LiveVox's cash requirements within the next 12 months consist primarily of
operating and administrative activities including employee related expenses and
general, operating and overhead expenses, current maturities of the Company's
term loan, operating and finance leases and other obligations.

LiveVox's long-term cash requirements consist of various contractual obligations and commitments, including:



•Term loan - The Company has contractual obligations under its term loan to make
principal and interest payments. Please see Note 9 to the Company's consolidated
financial statements included in Part I, Item 1 of this Quarterly Report for a
discussion of the contractual obligations under the Company's term loan and the
timing of principal maturities.

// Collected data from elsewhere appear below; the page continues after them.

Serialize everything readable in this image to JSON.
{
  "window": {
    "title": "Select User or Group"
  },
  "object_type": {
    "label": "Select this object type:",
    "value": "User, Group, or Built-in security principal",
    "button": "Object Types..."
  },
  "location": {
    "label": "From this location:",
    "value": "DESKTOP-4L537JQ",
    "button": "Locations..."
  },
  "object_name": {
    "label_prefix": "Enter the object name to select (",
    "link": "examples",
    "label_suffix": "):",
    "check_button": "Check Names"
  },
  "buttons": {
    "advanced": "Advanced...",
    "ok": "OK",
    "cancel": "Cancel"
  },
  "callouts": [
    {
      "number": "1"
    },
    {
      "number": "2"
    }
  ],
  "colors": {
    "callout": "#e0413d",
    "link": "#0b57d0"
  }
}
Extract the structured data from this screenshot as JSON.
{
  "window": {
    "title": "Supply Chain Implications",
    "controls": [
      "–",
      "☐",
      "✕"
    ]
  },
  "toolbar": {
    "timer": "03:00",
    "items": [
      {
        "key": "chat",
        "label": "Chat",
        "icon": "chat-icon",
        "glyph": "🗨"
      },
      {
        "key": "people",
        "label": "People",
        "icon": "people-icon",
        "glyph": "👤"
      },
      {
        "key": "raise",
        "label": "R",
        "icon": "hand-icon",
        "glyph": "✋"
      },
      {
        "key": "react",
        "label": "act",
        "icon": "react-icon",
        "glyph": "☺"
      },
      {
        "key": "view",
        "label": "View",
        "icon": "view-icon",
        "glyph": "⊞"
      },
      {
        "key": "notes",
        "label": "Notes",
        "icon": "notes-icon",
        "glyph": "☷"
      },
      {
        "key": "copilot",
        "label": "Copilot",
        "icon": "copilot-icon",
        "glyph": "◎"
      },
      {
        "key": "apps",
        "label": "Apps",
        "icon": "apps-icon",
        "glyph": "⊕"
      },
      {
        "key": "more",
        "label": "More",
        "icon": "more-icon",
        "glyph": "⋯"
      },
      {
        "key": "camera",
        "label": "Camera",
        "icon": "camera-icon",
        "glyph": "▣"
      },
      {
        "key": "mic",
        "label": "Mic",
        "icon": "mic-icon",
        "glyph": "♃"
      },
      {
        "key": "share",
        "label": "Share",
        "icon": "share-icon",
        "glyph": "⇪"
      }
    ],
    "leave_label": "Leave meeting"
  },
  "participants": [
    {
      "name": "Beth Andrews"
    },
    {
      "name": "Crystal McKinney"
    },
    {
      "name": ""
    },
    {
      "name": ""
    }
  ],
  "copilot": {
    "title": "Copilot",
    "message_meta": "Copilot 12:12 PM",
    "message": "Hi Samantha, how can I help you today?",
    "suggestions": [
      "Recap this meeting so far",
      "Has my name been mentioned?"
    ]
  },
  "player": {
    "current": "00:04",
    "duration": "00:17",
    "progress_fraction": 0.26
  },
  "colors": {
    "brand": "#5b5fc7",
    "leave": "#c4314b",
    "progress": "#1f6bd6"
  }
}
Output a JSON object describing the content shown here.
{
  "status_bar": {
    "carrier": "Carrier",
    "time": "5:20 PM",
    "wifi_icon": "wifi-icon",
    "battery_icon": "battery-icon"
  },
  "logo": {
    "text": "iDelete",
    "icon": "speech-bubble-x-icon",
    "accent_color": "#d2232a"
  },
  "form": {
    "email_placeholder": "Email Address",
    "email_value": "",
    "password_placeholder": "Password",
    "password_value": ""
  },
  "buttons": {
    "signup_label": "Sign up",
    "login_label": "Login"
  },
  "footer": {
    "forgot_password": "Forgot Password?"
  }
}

The principal amount is due December 31, 2025;

•Operating and finance lease obligations - The Company leases its corporate
headquarters and worldwide offices under operating leases, and finance computer
and networking equipment and software purchases for its co-location data centers
under finance leases. Please see Note 8 to the Company's consolidated financial
statements included in Part I, Item 1 of this Quarterly Report for further
detail of the Company's obligations under operating and finance leases and the
timing of expected future lease payments;

•Other liabilities - These include other long-term liabilities reflected in the
Company's consolidated balance sheets as of March 31, 2022, including
obligations associated with certain employee and non-employee incentive plans,
Forward Purchase Warrants, unrecognized tax benefits and various long-term
liabilities, which have some inherent uncertainty in the timing of these
payments.

Future capital requirements will depend on many factors, including the Company's
customer growth rate, customer retention, timing and extent of development
efforts, the expansion of sales and marketing activities, the introduction of
new and enhanced services offerings, the continuing market acceptance of the
Company's services, effective integration of acquisition activities, if any, and
maintaining the Company's bank credit facility. Additionally, the duration and
extent of the impact from the COVID-19 pandemic continues to depend on future
developments that cannot be accurately predicted at this time. While the
COVID-19 pandemic has caused operational difficulties, and may continue to
create challenges for the Company's performance, it has not, thus far, had a
substantial net impact on the Company's liquidity position.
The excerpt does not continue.